Chumbawamba - WYSIWYG
EMIVÖ: 03.04.2000
Anarcho-Pop mit Hund
Mit "WYSIWYG" erscheint nach fast drei Jahren eine neue Scheibe der britischen Anarcho-Combo, deren Diskographie schon fast so lang ist, wie die Liste der von ihnen angezettelten Skandale. "Du kriegst, was Du siehst" lautet der Titel übersetzt. Na gut, wollen wir doch mal sehen (und hören), was wir da bekommen! Erstmal kriegt man ein obszönes Foto zu Angesicht: aus dem netten Hundeköpfchen auf der Vorderseite wird beim Auseinanderfalten des Booklets ein kopulierendes Hundepärchen. Daneben findet man auch noch das Foto eines nackten Hinterns auf der Innenseite der CD-Hülle. Dieses trägt die Aufschrift "From all participating stores", was so etwas wie "An alle Firmen, die mit dem Verkauf Geld verdienen" bedeutet. Die nur scheinbare Beleidigung der Käufer, die darin steckt, dreht sich um und fällt zurück auf die Verkaufsketten, die einen feuchten Dreck auf die Kunden geben und nur auf Profit aus sind. Und da haben wir ihn ja schon wieder, den ausgestreckten Mittelfinger - provozieren wollen die Chumbas also immer noch. Auch die Texte, zu denen die Bandmitglieder wie gewohnt im Booklet ihre Kommentare abgeben, triefen wie gewohnt vor Ironie und Bösartigkeiten.
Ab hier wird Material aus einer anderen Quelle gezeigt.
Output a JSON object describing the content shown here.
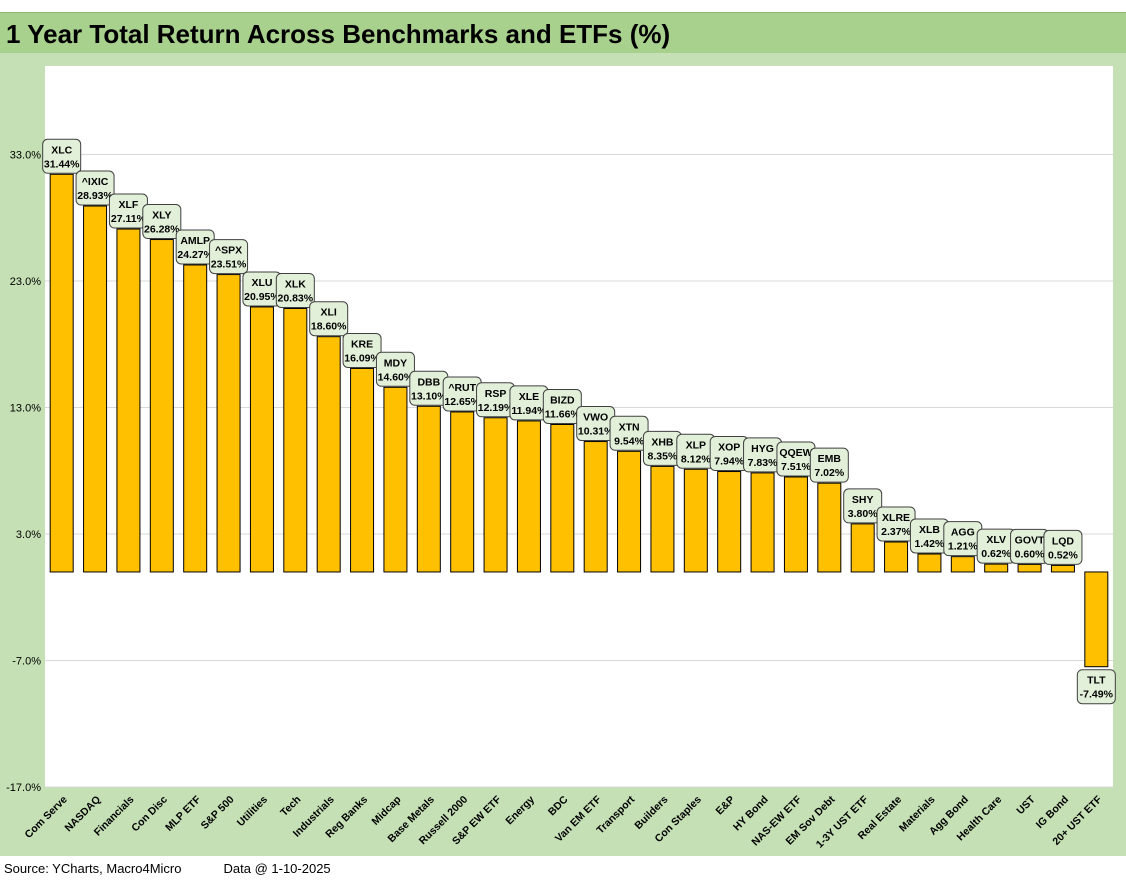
{
  "header": {
    "title": "1 Year Total Return Across Benchmarks and ETFs (%)"
  },
  "footer": {
    "source": "Source: YCharts, Macro4Micro",
    "date": "Data @ 1-10-2025"
  },
  "chart_data": {
    "type": "bar",
    "title": "1 Year Total Return Across Benchmarks and ETFs (%)",
    "xlabel": "",
    "ylabel": "",
    "ylim": [
      -17,
      40
    ],
    "yticks": [
      -17,
      -7,
      3,
      13,
      23,
      33
    ],
    "ytick_labels": [
      "-17.0%",
      "-7.0%",
      "3.0%",
      "13.0%",
      "23.0%",
      "33.0%"
    ],
    "grid": true,
    "legend": "none",
    "bar_color": "#ffc000",
    "label_box_color": "#e2efd9",
    "categories": [
      "Com Serve",
      "NASDAQ",
      "Financials",
      "Con Disc",
      "MLP ETF",
      "S&P 500",
      "Utilities",
      "Tech",
      "Industrials",
      "Reg Banks",
      "Midcap",
      "Base Metals",
      "Russell 2000",
      "S&P EW ETF",
      "Energy",
      "BDC",
      "Van EM ETF",
      "Transport",
      "Builders",
      "Con Staples",
      "E&P",
      "HY Bond",
      "NAS-EW ETF",
      "EM Sov Debt",
      "1-3Y UST ETF",
      "Real Estate",
      "Materials",
      "Agg Bond",
      "Health Care",
      "UST",
      "IG Bond",
      "20+ UST ETF"
    ],
    "tickers": [
      "XLC",
      "^IXIC",
      "XLF",
      "XLY",
      "AMLP",
      "^SPX",
      "XLU",
      "XLK",
      "XLI",
      "KRE",
      "MDY",
      "DBB",
      "^RUT",
      "RSP",
      "XLE",
      "BIZD",
      "VWO",
      "XTN",
      "XHB",
      "XLP",
      "XOP",
      "HYG",
      "QQEW",
      "EMB",
      "SHY",
      "XLRE",
      "XLB",
      "AGG",
      "XLV",
      "GOVT",
      "LQD",
      "TLT"
    ],
    "values": [
      31.44,
      28.93,
      27.11,
      26.28,
      24.27,
      23.51,
      20.95,
      20.83,
      18.6,
      16.09,
      14.6,
      13.1,
      12.65,
      12.19,
      11.94,
      11.66,
      10.31,
      9.54,
      8.35,
      8.12,
      7.94,
      7.83,
      7.51,
      7.02,
      3.8,
      2.37,
      1.42,
      1.21,
      0.62,
      0.6,
      0.52,
      -7.49
    ],
    "value_labels": [
      "31.44%",
      "28.93%",
      "27.11%",
      "26.28%",
      "24.27%",
      "23.51%",
      "20.95%",
      "20.83%",
      "18.60%",
      "16.09%",
      "14.60%",
      "13.10%",
      "12.65%",
      "12.19%",
      "11.94%",
      "11.66%",
      "10.31%",
      "9.54%",
      "8.35%",
      "8.12%",
      "7.94%",
      "7.83%",
      "7.51%",
      "7.02%",
      "3.80%",
      "2.37%",
      "1.42%",
      "1.21%",
      "0.62%",
      "0.60%",
      "0.52%",
      "-7.49%"
    ]
  }
}
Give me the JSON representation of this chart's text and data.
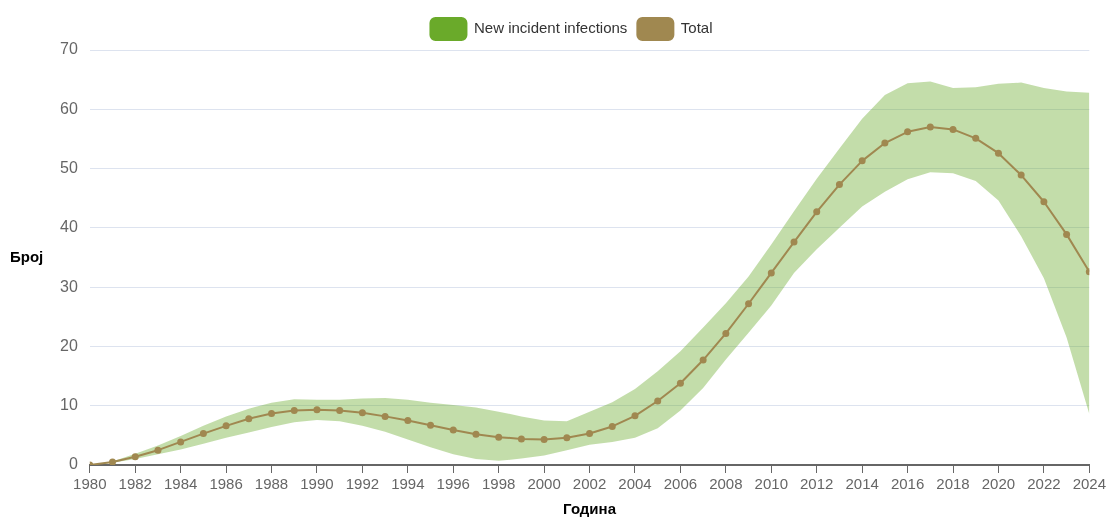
{
  "chart_data": {
    "type": "line",
    "xlabel": "Година",
    "ylabel": "Број",
    "x": [
      1980,
      1981,
      1982,
      1983,
      1984,
      1985,
      1986,
      1987,
      1988,
      1989,
      1990,
      1991,
      1992,
      1993,
      1994,
      1995,
      1996,
      1997,
      1998,
      1999,
      2000,
      2001,
      2002,
      2003,
      2004,
      2005,
      2006,
      2007,
      2008,
      2009,
      2010,
      2011,
      2012,
      2013,
      2014,
      2015,
      2016,
      2017,
      2018,
      2019,
      2020,
      2021,
      2022,
      2023,
      2024
    ],
    "series": [
      {
        "name": "New incident infections",
        "color": "#6aaa2a",
        "values": [
          null,
          null,
          null,
          null,
          null,
          null,
          null,
          null,
          null,
          null,
          null,
          null,
          null,
          null,
          null,
          null,
          null,
          null,
          null,
          null,
          null,
          null,
          null,
          null,
          null,
          null,
          null,
          null,
          null,
          null,
          null,
          null,
          null,
          null,
          null,
          null,
          null,
          null,
          null,
          null,
          null,
          null,
          null,
          null,
          null
        ]
      },
      {
        "name": "Total",
        "color": "#a08850",
        "values": [
          0,
          0.5,
          1.4,
          2.5,
          3.9,
          5.3,
          6.6,
          7.8,
          8.7,
          9.2,
          9.3,
          9.2,
          8.8,
          8.2,
          7.5,
          6.7,
          5.9,
          5.2,
          4.7,
          4.4,
          4.3,
          4.6,
          5.3,
          6.5,
          8.3,
          10.8,
          13.8,
          17.7,
          22.2,
          27.2,
          32.4,
          37.6,
          42.7,
          47.3,
          51.3,
          54.3,
          56.2,
          57.0,
          56.6,
          55.1,
          52.6,
          48.9,
          44.4,
          38.9,
          32.6
        ],
        "lower": [
          0,
          0.4,
          1.0,
          1.8,
          2.6,
          3.6,
          4.6,
          5.5,
          6.4,
          7.2,
          7.6,
          7.4,
          6.6,
          5.6,
          4.3,
          3.0,
          1.8,
          1.0,
          0.7,
          1.1,
          1.6,
          2.5,
          3.4,
          3.9,
          4.6,
          6.2,
          9.2,
          13.0,
          17.8,
          22.3,
          26.9,
          32.4,
          36.4,
          40.0,
          43.6,
          46.1,
          48.2,
          49.4,
          49.2,
          47.9,
          44.6,
          38.6,
          31.5,
          21.5,
          8.6
        ],
        "upper": [
          0,
          0.6,
          1.9,
          3.3,
          4.9,
          6.6,
          8.2,
          9.5,
          10.5,
          11.1,
          11.0,
          11.0,
          11.2,
          11.3,
          11.0,
          10.5,
          10.1,
          9.7,
          9.0,
          8.2,
          7.5,
          7.4,
          9.0,
          10.6,
          12.8,
          15.8,
          19.2,
          23.2,
          27.3,
          31.8,
          37.2,
          42.8,
          48.3,
          53.4,
          58.4,
          62.4,
          64.4,
          64.7,
          63.6,
          63.7,
          64.3,
          64.5,
          63.6,
          63.0,
          62.8
        ]
      }
    ],
    "xlim": [
      1980,
      2024
    ],
    "xticks": [
      1980,
      1982,
      1984,
      1986,
      1988,
      1990,
      1992,
      1994,
      1996,
      1998,
      2000,
      2002,
      2004,
      2006,
      2008,
      2010,
      2012,
      2014,
      2016,
      2018,
      2020,
      2022,
      2024
    ],
    "ylim": [
      0,
      70
    ],
    "yticks": [
      0,
      10,
      20,
      30,
      40,
      50,
      60,
      70
    ],
    "grid": "y",
    "legend": "top",
    "marker": "circle",
    "line_style": "solid"
  }
}
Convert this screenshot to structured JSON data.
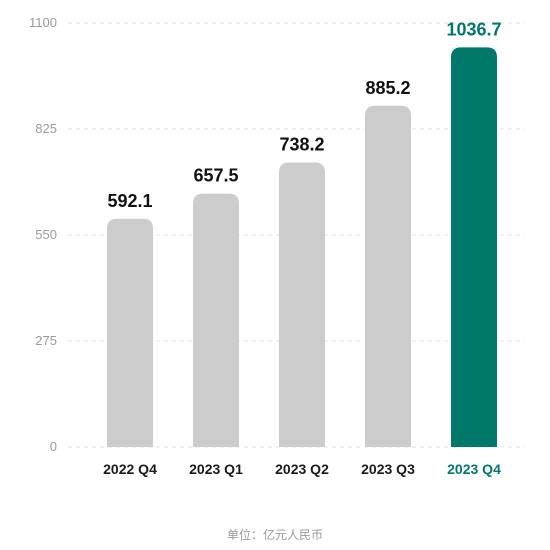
{
  "chart_data": {
    "type": "bar",
    "categories": [
      "2022 Q4",
      "2023 Q1",
      "2023 Q2",
      "2023 Q3",
      "2023 Q4"
    ],
    "values": [
      592.1,
      657.5,
      738.2,
      885.2,
      1036.7
    ],
    "value_labels": [
      "592.1",
      "657.5",
      "738.2",
      "885.2",
      "1036.7"
    ],
    "yticks": [
      "0",
      "275",
      "550",
      "825",
      "1100"
    ],
    "ylim": [
      0,
      1100
    ],
    "grid": true,
    "highlight_index": 4,
    "colors": {
      "bar": "#cccccc",
      "highlight": "#00786a",
      "grid": "#e3e3e3"
    },
    "unit_note": "单位：亿元人民币"
  }
}
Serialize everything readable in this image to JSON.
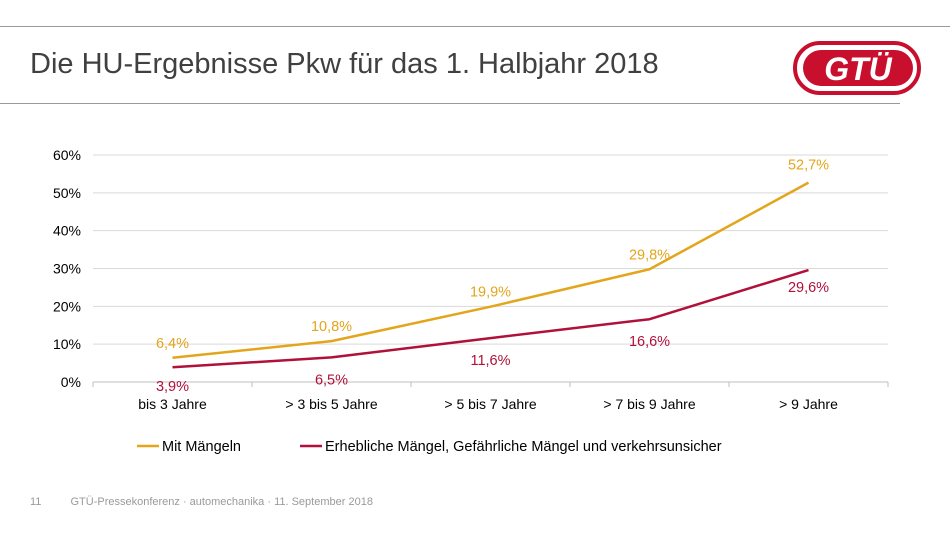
{
  "slide": {
    "title": "Die HU-Ergebnisse Pkw für das 1. Halbjahr 2018",
    "logo_text": "GTÜ",
    "footer_page": "11",
    "footer_text": "GTÜ-Pressekonferenz · automechanika · 11. September 2018"
  },
  "colors": {
    "series_1": "#E3A51C",
    "series_2": "#B0103A",
    "logo_red": "#C8102E"
  },
  "chart_data": {
    "type": "line",
    "title": "",
    "xlabel": "",
    "ylabel": "",
    "categories": [
      "bis 3 Jahre",
      "> 3 bis 5 Jahre",
      "> 5 bis 7 Jahre",
      "> 7 bis 9 Jahre",
      "> 9 Jahre"
    ],
    "ylim": [
      0,
      60
    ],
    "yticks": [
      "0%",
      "10%",
      "20%",
      "30%",
      "40%",
      "50%",
      "60%"
    ],
    "grid": true,
    "legend_position": "bottom",
    "series": [
      {
        "name": "Mit Mängeln",
        "values": [
          6.4,
          10.8,
          19.9,
          29.8,
          52.7
        ],
        "labels": [
          "6,4%",
          "10,8%",
          "19,9%",
          "29,8%",
          "52,7%"
        ]
      },
      {
        "name": "Erhebliche Mängel, Gefährliche Mängel und verkehrsunsicher",
        "values": [
          3.9,
          6.5,
          11.6,
          16.6,
          29.6
        ],
        "labels": [
          "3,9%",
          "6,5%",
          "11,6%",
          "16,6%",
          "29,6%"
        ]
      }
    ]
  }
}
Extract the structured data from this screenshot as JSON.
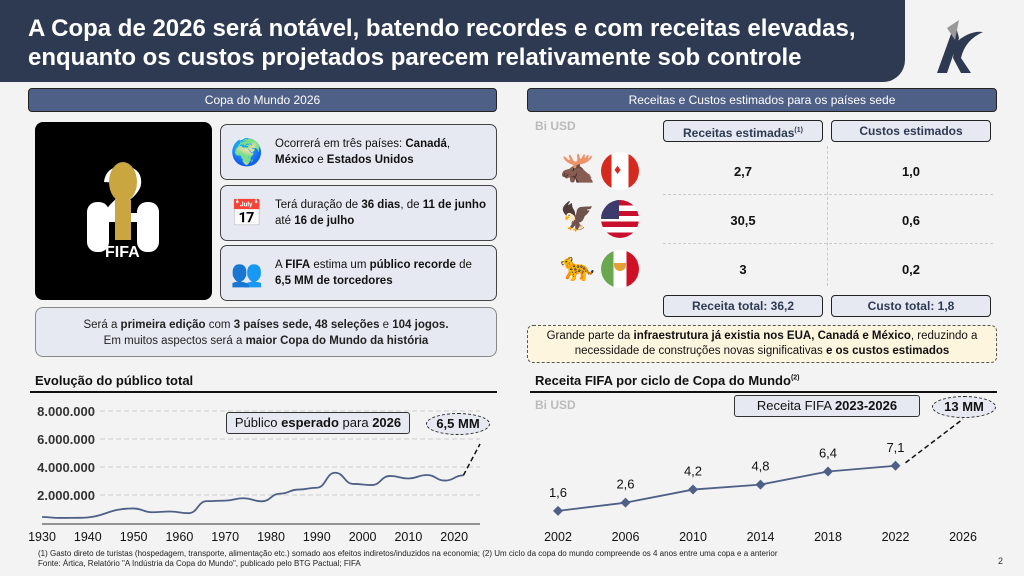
{
  "title": "A Copa de 2026 será notável, batendo recordes e com receitas elevadas, enquanto os custos projetados parecem relativamente sob controle",
  "left_header": "Copa do Mundo 2026",
  "right_header": "Receitas e Custos estimados para os países sede",
  "fifa_logo": {
    "text": "FIFA",
    "year": "26"
  },
  "info": [
    {
      "icon": "map-pin-globe-icon",
      "parts": [
        "Ocorrerá em três países: ",
        "Canadá",
        ", ",
        "México",
        " e ",
        "Estados Unidos",
        ""
      ]
    },
    {
      "icon": "calendar-icon",
      "parts": [
        "Terá duração de ",
        "36 dias",
        ", de ",
        "11 de junho",
        " até ",
        "16 de julho",
        ""
      ]
    },
    {
      "icon": "crowd-icon",
      "parts": [
        "A ",
        "FIFA",
        " estima um ",
        "público recorde",
        " de ",
        "6,5 MM de torcedores",
        ""
      ]
    }
  ],
  "edition": {
    "parts": [
      "Será a ",
      "primeira edição",
      " com ",
      "3 países sede, 48 seleções",
      " e ",
      "104 jogos.",
      "Em muitos aspectos será a ",
      "maior Copa do Mundo da história"
    ]
  },
  "table": {
    "unit": "Bi USD",
    "col_revenue": "Receitas estimadas",
    "col_revenue_sup": "(1)",
    "col_cost": "Custos estimados",
    "rows": [
      {
        "country": "Canadá",
        "mascot": "moose-mascot",
        "revenue": "2,7",
        "cost": "1,0"
      },
      {
        "country": "Estados Unidos",
        "mascot": "eagle-mascot",
        "revenue": "30,5",
        "cost": "0,6"
      },
      {
        "country": "México",
        "mascot": "jaguar-mascot",
        "revenue": "3",
        "cost": "0,2"
      }
    ],
    "total_revenue": "Receita total: 36,2",
    "total_cost": "Custo total: 1,8"
  },
  "note": {
    "parts": [
      "Grande parte da ",
      "infraestrutura já existia nos EUA, Canadá e México",
      ", reduzindo a necessidade de construções novas significativas ",
      "e os custos estimados"
    ]
  },
  "chart_data": [
    {
      "type": "line",
      "title": "Evolução do público total",
      "x": [
        1930,
        1934,
        1938,
        1950,
        1954,
        1958,
        1962,
        1966,
        1970,
        1974,
        1978,
        1982,
        1986,
        1990,
        1994,
        1998,
        2002,
        2006,
        2010,
        2014,
        2018,
        2022
      ],
      "values": [
        430000,
        360000,
        370000,
        1040000,
        770000,
        820000,
        700000,
        1560000,
        1600000,
        1770000,
        1550000,
        2100000,
        2390000,
        2520000,
        3590000,
        2790000,
        2710000,
        3360000,
        3180000,
        3430000,
        3030000,
        3400000
      ],
      "projection": {
        "x": 2026,
        "value": 6500000,
        "label": "6,5 MM",
        "callout": [
          "Público ",
          "esperado",
          " para ",
          "2026"
        ]
      },
      "yticks": [
        "2.000.000",
        "4.000.000",
        "6.000.000",
        "8.000.000"
      ],
      "ytick_values": [
        2000000,
        4000000,
        6000000,
        8000000
      ],
      "xticks": [
        "1930",
        "1940",
        "1950",
        "1960",
        "1970",
        "1980",
        "1990",
        "2000",
        "2010",
        "2020"
      ],
      "ylim": [
        0,
        8000000
      ],
      "grid": true,
      "color": "#4f6087"
    },
    {
      "type": "line",
      "title": "Receita FIFA por ciclo de Copa do Mundo",
      "title_sup": "(2)",
      "unit": "Bi USD",
      "categories": [
        "2002",
        "2006",
        "2010",
        "2014",
        "2018",
        "2022",
        "2026"
      ],
      "values": [
        1.6,
        2.6,
        4.2,
        4.8,
        6.4,
        7.1,
        null
      ],
      "labels": [
        "1,6",
        "2,6",
        "4,2",
        "4,8",
        "6,4",
        "7,1"
      ],
      "projection": {
        "x": "2026",
        "label": "13 MM",
        "callout": [
          "Receita FIFA ",
          "2023-2026"
        ]
      },
      "color": "#4f6087",
      "grid": false
    }
  ],
  "footnote1": "(1) Gasto direto de turistas (hospedagem, transporte, alimentação etc.) somado aos efeitos indiretos/induzidos na economia; (2) Um ciclo da copa do mundo compreende os 4 anos entre uma copa e a anterior",
  "footnote2": "Fonte: Ártica, Relatório \"A Indústria da Copa do Mundo\", publicado pelo BTG Pactual; FIFA",
  "page": "2"
}
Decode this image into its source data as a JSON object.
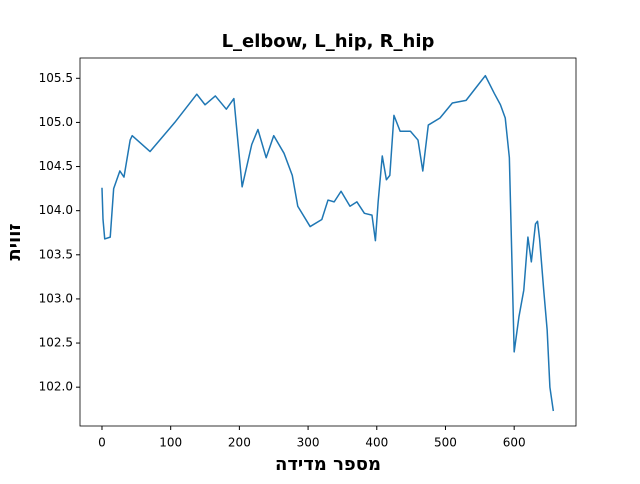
{
  "chart_data": {
    "type": "line",
    "title": "L_elbow, L_hip, R_hip",
    "x_label": "מספר מדידה",
    "y_label": "זווית",
    "x": [
      0,
      1.5,
      4,
      12,
      17,
      26,
      32,
      41,
      44,
      70,
      106,
      138,
      150,
      165,
      181,
      192,
      204,
      218,
      227,
      239,
      250,
      265,
      277,
      285,
      303,
      320,
      329,
      338,
      348,
      361,
      371,
      382,
      393,
      398,
      402,
      408,
      414,
      419,
      425,
      434,
      449,
      460,
      467,
      475,
      492,
      510,
      530,
      545,
      558,
      571,
      580,
      587,
      593,
      600,
      607,
      614,
      620,
      625,
      631,
      634,
      637,
      643,
      648,
      652,
      657
    ],
    "series": [
      {
        "name": "L_elbow, L_hip, R_hip",
        "color": "#1f77b4",
        "values": [
          104.26,
          103.9,
          103.68,
          103.7,
          104.25,
          104.45,
          104.38,
          104.8,
          104.85,
          104.67,
          105.0,
          105.32,
          105.2,
          105.3,
          105.15,
          105.27,
          104.27,
          104.75,
          104.92,
          104.6,
          104.85,
          104.65,
          104.4,
          104.05,
          103.82,
          103.9,
          104.12,
          104.1,
          104.22,
          104.05,
          104.1,
          103.97,
          103.95,
          103.66,
          104.1,
          104.62,
          104.35,
          104.4,
          105.08,
          104.9,
          104.9,
          104.8,
          104.45,
          104.97,
          105.05,
          105.22,
          105.25,
          105.4,
          105.53,
          105.33,
          105.2,
          105.05,
          104.6,
          102.4,
          102.8,
          103.1,
          103.7,
          103.42,
          103.85,
          103.88,
          103.68,
          103.1,
          102.65,
          102.0,
          101.73
        ]
      }
    ],
    "xlim": [
      -32,
      690
    ],
    "ylim": [
      101.56,
      105.73
    ],
    "xticks": [
      0,
      100,
      200,
      300,
      400,
      500,
      600
    ],
    "yticks": [
      {
        "value": 102,
        "label": "102.0"
      },
      102.5,
      {
        "value": 103,
        "label": "103.0"
      },
      103.5,
      {
        "value": 104,
        "label": "104.0"
      },
      104.5,
      {
        "value": 105,
        "label": "105.0"
      },
      105.5
    ]
  }
}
Die musikalische Umsetzung klingt dagegen alles andere als böse. Harmlos und unaufregend trifft da eher zu, denn "WYSIWYG" ist ein glattgebügeltes Pop-Album. Im Gegensatz zur letzten Platte ("Tubthumper") haben Chumbawamba diesmal die Dancebeats zurückgeschraubt und sich mehr auf Gitarrenarbeit verlegt. Das steht der Band eigentlich nicht schlecht. So rund und melodiös klangen die Briten selten. Die 22 kompakten Songs gehen nahtlos ineinander über und können noch dazu mit Streichern, Bläsern und allerlei Spielereien aufwarten. Die erste Single "She's got all the friends" sei hier als Musterbeispiel genannt. Mit dem "Bee Gees"-Cover "New York mining disaster 1941" haben sie auch gleich noch eine gefühlvolle Reminiszenz an ihr '88er A-capella-Album "English rebel songs" aufgenommen. Leider reicht das alles nicht für ein wirklich gutes Album, denn die meisten Stücke bleiben nicht im Gehörgang kleben. So unauffällig wie die Tracks ins Ohr hineinrutschen, so unauffällig gleiten sie auch wieder heraus. Daran ist wohl auch die durchschnittliche Länge der Songs von gerade mal zwei Minuten schuld. Allzuoft verlieren sich die Chumbas außerdem in klebrigen Melodiebögen und bombastischen Arrangements, die alle kreativen musikalischen Ansätze zunichte machen.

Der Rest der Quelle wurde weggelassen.